Rhys pushed himself up against the side of the well, and rested his head against the smooth stone.
The neighbors. There was a light on in the house nearest him. He knew the family. Their gardener was his housekeeper’s father.
Rhys hooked his elbow over the lip of the well and pushed himself to his feet. Did not look into the inky blackness.
He stumbled forward, fell. Reached out his hands to hold himself—
He remembered, too late. He landed on the stumps of his arms. Pain smeared his vision. He screamed.
Blackness.
When he opened his eyes next, a man stood over him. The hulking shape blotted out the moons. A large shaven head, broad shoulders, thick legs…
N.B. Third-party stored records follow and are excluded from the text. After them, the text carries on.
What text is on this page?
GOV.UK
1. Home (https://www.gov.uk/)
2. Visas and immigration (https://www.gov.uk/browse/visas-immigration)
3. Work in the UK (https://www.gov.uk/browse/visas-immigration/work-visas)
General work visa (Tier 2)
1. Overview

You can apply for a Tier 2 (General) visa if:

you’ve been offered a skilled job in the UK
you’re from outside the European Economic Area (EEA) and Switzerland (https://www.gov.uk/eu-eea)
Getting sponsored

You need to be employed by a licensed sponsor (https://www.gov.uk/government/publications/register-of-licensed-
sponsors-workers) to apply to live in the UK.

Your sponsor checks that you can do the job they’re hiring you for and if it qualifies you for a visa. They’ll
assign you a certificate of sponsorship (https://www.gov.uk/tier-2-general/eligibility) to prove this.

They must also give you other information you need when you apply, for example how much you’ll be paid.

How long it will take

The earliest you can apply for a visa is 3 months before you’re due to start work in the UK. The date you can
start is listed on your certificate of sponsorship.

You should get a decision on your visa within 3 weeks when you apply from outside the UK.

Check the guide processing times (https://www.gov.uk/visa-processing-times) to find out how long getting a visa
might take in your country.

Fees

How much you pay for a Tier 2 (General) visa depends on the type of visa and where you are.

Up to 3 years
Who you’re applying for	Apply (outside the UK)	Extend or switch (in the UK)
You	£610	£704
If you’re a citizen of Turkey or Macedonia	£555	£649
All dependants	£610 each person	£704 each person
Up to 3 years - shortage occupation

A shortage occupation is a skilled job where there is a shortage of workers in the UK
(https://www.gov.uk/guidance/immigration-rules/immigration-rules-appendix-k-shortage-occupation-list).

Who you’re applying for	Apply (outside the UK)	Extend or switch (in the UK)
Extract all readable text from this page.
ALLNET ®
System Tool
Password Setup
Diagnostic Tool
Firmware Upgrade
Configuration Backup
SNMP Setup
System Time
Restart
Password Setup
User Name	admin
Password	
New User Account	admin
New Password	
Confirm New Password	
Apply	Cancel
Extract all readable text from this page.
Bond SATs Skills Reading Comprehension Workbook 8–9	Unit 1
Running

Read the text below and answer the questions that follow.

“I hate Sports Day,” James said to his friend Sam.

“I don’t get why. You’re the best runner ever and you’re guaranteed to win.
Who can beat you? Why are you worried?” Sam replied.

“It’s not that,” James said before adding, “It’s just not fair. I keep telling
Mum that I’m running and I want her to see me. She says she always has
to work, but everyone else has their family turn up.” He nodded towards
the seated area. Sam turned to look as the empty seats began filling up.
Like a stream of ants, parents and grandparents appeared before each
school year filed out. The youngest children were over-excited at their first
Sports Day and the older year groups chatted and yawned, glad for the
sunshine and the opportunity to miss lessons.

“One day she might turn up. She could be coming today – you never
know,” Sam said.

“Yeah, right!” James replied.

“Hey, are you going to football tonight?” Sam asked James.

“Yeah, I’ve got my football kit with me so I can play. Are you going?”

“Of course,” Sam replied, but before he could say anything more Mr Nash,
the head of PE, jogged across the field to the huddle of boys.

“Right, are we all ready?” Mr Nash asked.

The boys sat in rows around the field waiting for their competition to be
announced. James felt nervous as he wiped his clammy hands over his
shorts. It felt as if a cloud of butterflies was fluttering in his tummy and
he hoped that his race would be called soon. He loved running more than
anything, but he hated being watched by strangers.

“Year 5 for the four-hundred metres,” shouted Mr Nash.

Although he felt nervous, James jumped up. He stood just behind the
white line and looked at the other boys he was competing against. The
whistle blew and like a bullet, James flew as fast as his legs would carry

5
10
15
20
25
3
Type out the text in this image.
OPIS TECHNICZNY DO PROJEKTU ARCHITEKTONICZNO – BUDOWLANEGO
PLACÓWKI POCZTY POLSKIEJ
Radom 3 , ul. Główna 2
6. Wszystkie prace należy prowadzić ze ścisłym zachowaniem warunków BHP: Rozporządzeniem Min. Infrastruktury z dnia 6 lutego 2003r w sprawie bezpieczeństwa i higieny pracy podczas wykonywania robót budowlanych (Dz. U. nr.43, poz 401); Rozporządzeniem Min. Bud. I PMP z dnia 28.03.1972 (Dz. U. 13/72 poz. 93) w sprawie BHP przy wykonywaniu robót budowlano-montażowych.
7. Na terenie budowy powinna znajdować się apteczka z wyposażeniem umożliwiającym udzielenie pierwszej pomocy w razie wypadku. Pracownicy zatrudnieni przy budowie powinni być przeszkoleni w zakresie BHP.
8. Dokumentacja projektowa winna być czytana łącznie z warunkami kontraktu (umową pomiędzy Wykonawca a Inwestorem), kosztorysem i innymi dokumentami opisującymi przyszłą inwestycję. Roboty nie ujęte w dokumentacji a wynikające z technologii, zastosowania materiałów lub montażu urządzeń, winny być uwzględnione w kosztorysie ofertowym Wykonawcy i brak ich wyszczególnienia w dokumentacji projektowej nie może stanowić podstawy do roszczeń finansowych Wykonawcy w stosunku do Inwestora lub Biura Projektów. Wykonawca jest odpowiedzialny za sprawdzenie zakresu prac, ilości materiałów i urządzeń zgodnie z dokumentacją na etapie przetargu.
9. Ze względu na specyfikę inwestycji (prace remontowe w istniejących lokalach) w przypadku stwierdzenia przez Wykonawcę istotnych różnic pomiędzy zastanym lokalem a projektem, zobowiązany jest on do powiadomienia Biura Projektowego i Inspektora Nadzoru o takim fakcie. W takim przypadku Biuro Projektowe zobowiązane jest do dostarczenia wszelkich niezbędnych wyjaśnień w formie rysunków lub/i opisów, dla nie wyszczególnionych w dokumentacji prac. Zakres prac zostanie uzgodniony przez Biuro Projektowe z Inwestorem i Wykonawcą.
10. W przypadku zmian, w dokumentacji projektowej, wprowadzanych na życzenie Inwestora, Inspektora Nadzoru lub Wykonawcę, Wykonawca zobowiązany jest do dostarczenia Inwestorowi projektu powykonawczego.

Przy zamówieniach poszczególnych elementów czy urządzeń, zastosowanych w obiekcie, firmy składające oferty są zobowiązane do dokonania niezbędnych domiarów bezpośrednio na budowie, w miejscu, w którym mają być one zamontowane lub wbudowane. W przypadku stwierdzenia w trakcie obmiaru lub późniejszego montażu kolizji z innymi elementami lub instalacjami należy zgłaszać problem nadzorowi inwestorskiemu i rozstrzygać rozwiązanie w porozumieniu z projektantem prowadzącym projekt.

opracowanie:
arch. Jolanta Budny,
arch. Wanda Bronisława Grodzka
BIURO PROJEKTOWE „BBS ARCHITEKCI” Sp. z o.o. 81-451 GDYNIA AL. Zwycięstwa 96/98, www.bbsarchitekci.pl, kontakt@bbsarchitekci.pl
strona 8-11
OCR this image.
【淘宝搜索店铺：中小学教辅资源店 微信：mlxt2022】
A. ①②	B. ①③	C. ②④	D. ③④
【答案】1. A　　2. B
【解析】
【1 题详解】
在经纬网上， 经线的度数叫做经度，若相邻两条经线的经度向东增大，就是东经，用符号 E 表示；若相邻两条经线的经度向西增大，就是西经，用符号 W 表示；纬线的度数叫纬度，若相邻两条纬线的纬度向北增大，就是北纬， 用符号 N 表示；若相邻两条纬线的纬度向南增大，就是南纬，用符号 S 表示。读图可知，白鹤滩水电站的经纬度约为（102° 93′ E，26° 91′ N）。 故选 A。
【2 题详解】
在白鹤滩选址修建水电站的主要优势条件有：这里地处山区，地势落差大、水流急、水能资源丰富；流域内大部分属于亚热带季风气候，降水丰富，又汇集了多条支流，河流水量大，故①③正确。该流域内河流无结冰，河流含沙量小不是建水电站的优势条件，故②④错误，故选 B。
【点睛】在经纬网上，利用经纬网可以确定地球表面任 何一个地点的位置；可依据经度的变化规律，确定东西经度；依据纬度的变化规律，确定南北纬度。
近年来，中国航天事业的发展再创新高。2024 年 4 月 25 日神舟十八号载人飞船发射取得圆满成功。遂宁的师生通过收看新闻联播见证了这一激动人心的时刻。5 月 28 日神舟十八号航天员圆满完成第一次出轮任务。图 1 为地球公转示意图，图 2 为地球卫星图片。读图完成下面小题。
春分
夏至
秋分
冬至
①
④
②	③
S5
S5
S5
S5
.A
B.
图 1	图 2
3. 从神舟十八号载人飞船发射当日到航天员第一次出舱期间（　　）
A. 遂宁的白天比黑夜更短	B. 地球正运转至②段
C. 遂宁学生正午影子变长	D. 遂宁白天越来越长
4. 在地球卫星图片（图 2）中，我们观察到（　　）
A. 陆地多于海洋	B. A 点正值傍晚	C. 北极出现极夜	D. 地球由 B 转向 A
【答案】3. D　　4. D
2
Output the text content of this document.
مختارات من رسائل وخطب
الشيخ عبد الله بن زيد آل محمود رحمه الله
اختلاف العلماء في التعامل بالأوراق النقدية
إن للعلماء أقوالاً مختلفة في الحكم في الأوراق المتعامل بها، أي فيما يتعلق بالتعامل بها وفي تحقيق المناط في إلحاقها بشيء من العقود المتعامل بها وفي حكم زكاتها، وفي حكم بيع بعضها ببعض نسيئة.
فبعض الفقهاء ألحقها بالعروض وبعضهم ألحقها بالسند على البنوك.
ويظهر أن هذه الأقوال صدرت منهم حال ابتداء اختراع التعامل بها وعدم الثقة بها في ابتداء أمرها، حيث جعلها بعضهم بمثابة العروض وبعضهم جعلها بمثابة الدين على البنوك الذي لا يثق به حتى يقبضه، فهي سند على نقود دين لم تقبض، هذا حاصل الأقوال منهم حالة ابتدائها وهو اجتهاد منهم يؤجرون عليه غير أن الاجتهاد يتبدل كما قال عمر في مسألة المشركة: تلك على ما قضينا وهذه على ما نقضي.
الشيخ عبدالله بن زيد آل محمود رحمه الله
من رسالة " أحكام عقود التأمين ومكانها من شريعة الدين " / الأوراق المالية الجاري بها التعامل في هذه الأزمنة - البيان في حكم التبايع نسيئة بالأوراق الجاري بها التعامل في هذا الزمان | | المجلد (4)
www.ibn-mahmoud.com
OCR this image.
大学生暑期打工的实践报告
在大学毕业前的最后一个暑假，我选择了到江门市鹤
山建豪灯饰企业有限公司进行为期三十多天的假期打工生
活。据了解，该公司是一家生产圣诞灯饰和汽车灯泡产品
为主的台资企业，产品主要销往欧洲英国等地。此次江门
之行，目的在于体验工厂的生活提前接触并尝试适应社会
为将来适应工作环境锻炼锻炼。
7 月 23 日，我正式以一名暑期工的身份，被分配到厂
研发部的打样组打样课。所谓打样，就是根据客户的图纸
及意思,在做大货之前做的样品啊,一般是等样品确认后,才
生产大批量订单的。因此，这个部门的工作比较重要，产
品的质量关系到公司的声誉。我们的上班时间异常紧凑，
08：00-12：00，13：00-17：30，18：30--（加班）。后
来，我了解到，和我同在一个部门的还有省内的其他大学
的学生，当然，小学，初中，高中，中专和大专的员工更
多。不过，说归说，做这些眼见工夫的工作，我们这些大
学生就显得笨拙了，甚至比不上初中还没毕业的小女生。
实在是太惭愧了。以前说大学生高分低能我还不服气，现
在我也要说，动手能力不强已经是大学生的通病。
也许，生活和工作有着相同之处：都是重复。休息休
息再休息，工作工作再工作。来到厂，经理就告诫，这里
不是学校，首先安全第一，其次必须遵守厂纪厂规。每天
“Khos?” Rhys croaked. He was thirsty. Incredibly thirsty. “Elahyiah. The well. The children.”
Khos picked him up.
Rhys was fascinated by the ease of the movement, the massive spread of the man’s hands. Khos could squash Rhys’s head between those hands.
“Elahyiah,” Rhys said.
“Where is she?”
“In the well. They put them in the well.”
Khos walked over to the well, shifted Rhys’s weight in his arms, looked over his shoulder into the blackness. “There’s nothing down there, Rhys.”
“Elahyiah. The children.”
“Let’s get you out of here.”
“The bel dames. The bel dames are coming.”
“I know.”
“Where’s Nyx?” Rhys murmured. “Is Nyx here?”